I firmatari della lettera sono tutti giovani medici, è così?

Sì, siamo principalmente medici di base sotto i 40 anni, tutta gente che deve lavorare ancora 20-30 anni e ci teniamo ad organizzare bene il nostro lavoro. Ci dicono che siamo una categoria privilegiata e che ci lamentiamo, ma noi abbiamo scelto questa professione perché crediamo in un sistema sanitario universalistico, che garantisce ai cittadini le cure: così però non ce la facciamo, non è la volontà di arroccarsi dietro la nostra scrivania.

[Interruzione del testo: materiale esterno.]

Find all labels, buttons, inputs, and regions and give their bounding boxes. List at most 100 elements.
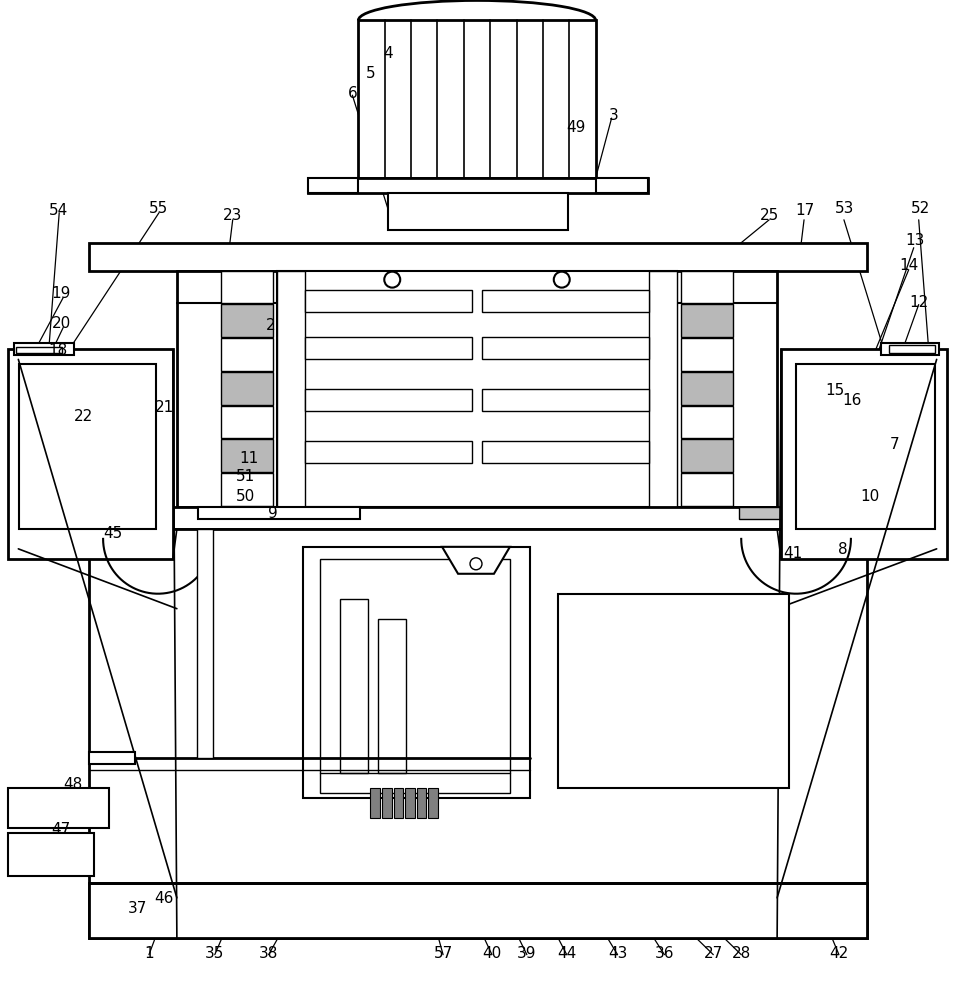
Text: 5: 5 [365,66,375,81]
Text: 10: 10 [860,488,879,503]
Bar [9,788,109,828]
Bar [197,508,360,520]
Bar [888,346,934,354]
Text: 51: 51 [235,468,255,483]
Text: 8: 8 [838,542,847,557]
Bar [378,619,406,773]
Bar [9,833,94,876]
Text: 14: 14 [898,257,918,273]
Text: 40: 40 [482,945,501,960]
Bar [220,474,273,507]
Bar [308,179,647,194]
Text: 39: 39 [517,945,536,960]
Text: 3: 3 [608,107,618,122]
Text: 4: 4 [383,46,393,61]
Bar [14,344,74,356]
Bar [680,373,733,406]
Bar [220,339,273,372]
Bar [481,290,649,312]
Text: 48: 48 [64,776,83,791]
Bar [220,305,273,338]
Text: 7: 7 [889,436,899,451]
Bar [394,788,403,818]
Text: 15: 15 [824,383,843,398]
Bar [89,883,866,937]
Text: 54: 54 [49,203,68,218]
Text: 2: 2 [266,318,275,333]
Bar [304,338,472,360]
Text: 16: 16 [841,393,861,408]
Text: 27: 27 [703,945,722,960]
Text: 52: 52 [910,201,929,216]
Text: 11: 11 [239,450,258,465]
Text: 22: 22 [73,409,92,423]
Bar [416,788,426,818]
Text: 9: 9 [268,506,277,521]
Text: 45: 45 [103,526,123,541]
Bar [89,508,866,530]
Bar [680,271,733,304]
Bar [320,560,509,793]
Polygon shape [441,548,509,575]
Text: 41: 41 [782,546,801,561]
Bar [481,390,649,412]
Text: 1: 1 [144,945,153,960]
Text: 25: 25 [759,208,778,223]
Bar [880,344,938,356]
Text: 35: 35 [205,945,224,960]
Text: 50: 50 [235,488,255,503]
Bar [428,788,437,818]
Text: 36: 36 [654,945,674,960]
Bar [370,788,379,818]
Bar [595,179,647,194]
Bar [19,365,155,530]
Bar [781,350,945,560]
Bar [405,788,415,818]
Bar [304,441,472,463]
Text: 13: 13 [904,233,923,248]
Bar [176,271,777,508]
Text: 43: 43 [607,945,627,960]
Bar [220,271,273,304]
Bar [358,21,595,179]
Bar [16,348,62,354]
Text: 42: 42 [828,945,847,960]
Text: 28: 28 [731,945,750,960]
Bar [304,390,472,412]
Text: 20: 20 [51,316,71,331]
Bar [481,441,649,463]
Bar [340,599,368,773]
Bar [220,407,273,439]
Text: 53: 53 [835,201,854,216]
Text: 46: 46 [154,891,173,906]
Text: 37: 37 [128,901,148,915]
Bar [795,365,934,530]
Bar [89,752,135,764]
Text: 21: 21 [155,400,174,414]
Bar [381,788,391,818]
Bar [220,373,273,406]
Text: 6: 6 [347,85,356,100]
Bar [388,194,567,231]
Text: 17: 17 [795,203,814,218]
Bar [89,244,866,271]
Bar [680,474,733,507]
Bar [481,338,649,360]
Text: 19: 19 [51,286,71,301]
Bar [308,179,358,194]
Text: 23: 23 [223,208,242,223]
Bar [680,305,733,338]
Bar [89,530,866,937]
Bar [649,271,677,508]
Bar [739,508,866,520]
Bar [196,530,213,758]
Text: 49: 49 [565,119,585,134]
Text: 57: 57 [433,945,453,960]
Bar [302,548,529,798]
Bar [558,594,788,788]
Text: 47: 47 [51,821,71,836]
Text: 18: 18 [49,343,68,358]
Bar [680,339,733,372]
Text: 12: 12 [908,295,927,310]
Bar [9,350,172,560]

C’è anche il problema della carenza dei medici e quindi dell’alto numero di assistiti in carico ad ognuno, ce lo spieghi meglio

Per disposizioni regionali, ogni medico poteva avere fino a 1.500 pazienti, ma nei primi tempi dell’esercizio della professione, poteva autolimitarsi a 1.000. Ora Ausl ha sbloccato il massimale e chi ne aveva 1.000 in poche settimane si ritrova con 500 pazienti in più. Il punto è che in Ausl Romagna mancano 70 medici di base, che coprirebbero 105.000 pazienti. Con il primo sblocco si sono coperti circa 16.000 pazienti, ma ne servono molti di più. Ci aspettiamo a breve un ulteriore sblocco dai 1.500 attuali, a 1.800-2.000. Ma con il sistema attuale non sono assistibili, bisogna modificarlo. I medici in età da pensione scappano e i giovani non sono attratti da questa carriera a queste condizioni.

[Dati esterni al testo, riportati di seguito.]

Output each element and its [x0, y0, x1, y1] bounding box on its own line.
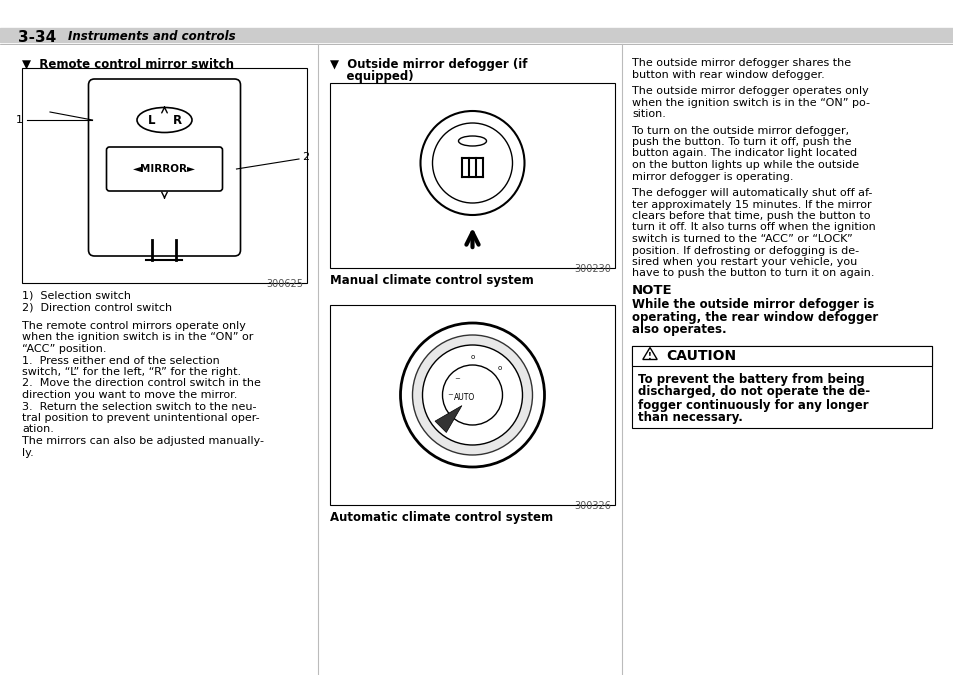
Text: 300326: 300326: [574, 501, 610, 511]
Circle shape: [412, 335, 532, 455]
Text: ter approximately 15 minutes. If the mirror: ter approximately 15 minutes. If the mir…: [631, 200, 871, 209]
Text: 300230: 300230: [574, 264, 610, 274]
FancyBboxPatch shape: [107, 147, 222, 191]
Ellipse shape: [458, 136, 486, 146]
Text: tral position to prevent unintentional oper-: tral position to prevent unintentional o…: [22, 413, 259, 423]
Text: 3-34: 3-34: [18, 30, 56, 45]
Text: discharged, do not operate the de-: discharged, do not operate the de-: [638, 385, 869, 398]
Text: 1)  Selection switch: 1) Selection switch: [22, 291, 131, 301]
Text: have to push the button to turn it on again.: have to push the button to turn it on ag…: [631, 269, 874, 279]
Text: switch, “L” for the left, “R” for the right.: switch, “L” for the left, “R” for the ri…: [22, 367, 241, 377]
Text: Instruments and controls: Instruments and controls: [68, 30, 235, 43]
Circle shape: [442, 365, 502, 425]
Text: than necessary.: than necessary.: [638, 412, 742, 425]
Text: 2: 2: [302, 152, 309, 162]
Text: The mirrors can also be adjusted manually-: The mirrors can also be adjusted manuall…: [22, 436, 264, 446]
Text: turn it off. It also turns off when the ignition: turn it off. It also turns off when the …: [631, 223, 875, 232]
Bar: [631, 346, 931, 365]
Text: To prevent the battery from being: To prevent the battery from being: [638, 373, 863, 385]
Text: The defogger will automatically shut off af-: The defogger will automatically shut off…: [631, 188, 871, 198]
Text: Manual climate control system: Manual climate control system: [330, 274, 533, 287]
FancyBboxPatch shape: [89, 79, 240, 256]
Text: 2.  Move the direction control switch in the: 2. Move the direction control switch in …: [22, 379, 260, 389]
Text: direction you want to move the mirror.: direction you want to move the mirror.: [22, 390, 237, 400]
Text: 1: 1: [16, 115, 23, 125]
Text: button with rear window defogger.: button with rear window defogger.: [631, 70, 824, 80]
Polygon shape: [435, 406, 461, 433]
Text: on the button lights up while the outside: on the button lights up while the outsid…: [631, 160, 859, 170]
Text: ~: ~: [454, 408, 459, 414]
Text: ▼  Remote control mirror switch: ▼ Remote control mirror switch: [22, 58, 233, 71]
Text: button again. The indicator light located: button again. The indicator light locate…: [631, 148, 856, 159]
Text: position. If defrosting or defogging is de-: position. If defrosting or defogging is …: [631, 246, 859, 256]
Text: ly.: ly.: [22, 448, 33, 458]
Circle shape: [420, 111, 524, 215]
Text: ~: ~: [454, 377, 459, 383]
Text: 3.  Return the selection switch to the neu-: 3. Return the selection switch to the ne…: [22, 402, 256, 412]
Text: equipped): equipped): [330, 70, 414, 83]
Text: 300625: 300625: [266, 279, 303, 289]
Text: To turn on the outside mirror defogger,: To turn on the outside mirror defogger,: [631, 126, 848, 136]
Text: The outside mirror defogger shares the: The outside mirror defogger shares the: [631, 58, 850, 68]
Text: ation.: ation.: [22, 425, 53, 435]
Circle shape: [400, 323, 544, 467]
Text: 2)  Direction control switch: 2) Direction control switch: [22, 303, 172, 313]
Text: The outside mirror defogger operates only: The outside mirror defogger operates onl…: [631, 86, 868, 96]
Circle shape: [422, 345, 522, 445]
Circle shape: [432, 123, 512, 203]
Text: when the ignition switch is in the “ON” po-: when the ignition switch is in the “ON” …: [631, 97, 869, 107]
Text: o: o: [470, 354, 475, 360]
Bar: [22, 68, 307, 283]
Text: Automatic climate control system: Automatic climate control system: [330, 511, 553, 524]
Text: sition.: sition.: [631, 109, 665, 119]
Text: fogger continuously for any longer: fogger continuously for any longer: [638, 398, 868, 412]
Text: mirror defogger is operating.: mirror defogger is operating.: [631, 171, 793, 182]
Text: operating, the rear window defogger: operating, the rear window defogger: [631, 310, 878, 323]
Text: o: o: [497, 365, 501, 371]
Text: !: !: [647, 352, 651, 361]
Text: ▼  Outside mirror defogger (if: ▼ Outside mirror defogger (if: [330, 58, 527, 71]
Text: R: R: [172, 113, 182, 126]
Bar: [330, 305, 615, 505]
Text: ~: ~: [447, 392, 453, 398]
Text: also operates.: also operates.: [631, 323, 726, 336]
Text: when the ignition switch is in the “ON” or: when the ignition switch is in the “ON” …: [22, 333, 253, 342]
Bar: [0, 28, 953, 42]
Text: AUTO: AUTO: [454, 392, 475, 402]
Text: push the button. To turn it off, push the: push the button. To turn it off, push th…: [631, 137, 851, 147]
Text: L: L: [148, 113, 155, 126]
Text: sired when you restart your vehicle, you: sired when you restart your vehicle, you: [631, 257, 857, 267]
Text: switch is turned to the “ACC” or “LOCK”: switch is turned to the “ACC” or “LOCK”: [631, 234, 852, 244]
Bar: [330, 83, 615, 268]
Text: ◄MIRROR►: ◄MIRROR►: [132, 164, 195, 174]
Text: clears before that time, push the button to: clears before that time, push the button…: [631, 211, 869, 221]
Polygon shape: [642, 348, 657, 360]
Text: CAUTION: CAUTION: [665, 348, 736, 362]
Ellipse shape: [137, 107, 192, 132]
Bar: [631, 346, 931, 427]
Text: NOTE: NOTE: [631, 284, 672, 297]
Text: “ACC” position.: “ACC” position.: [22, 344, 107, 354]
Text: The remote control mirrors operate only: The remote control mirrors operate only: [22, 321, 246, 331]
Text: 1.  Press either end of the selection: 1. Press either end of the selection: [22, 356, 219, 365]
Text: While the outside mirror defogger is: While the outside mirror defogger is: [631, 298, 873, 311]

Quali modifiche servirebbero?

In Inghilterra un medico ha anche 2.500 assistiti, ma lavora meno di quanto facciamo noi, perché gli ambulatori sono strutturati diversamente, con impiegati amministrativi, infermieri e molto altro. Noi chiediamo un’organizzazione analoga, ma servono delle leggi e un sostegno economico.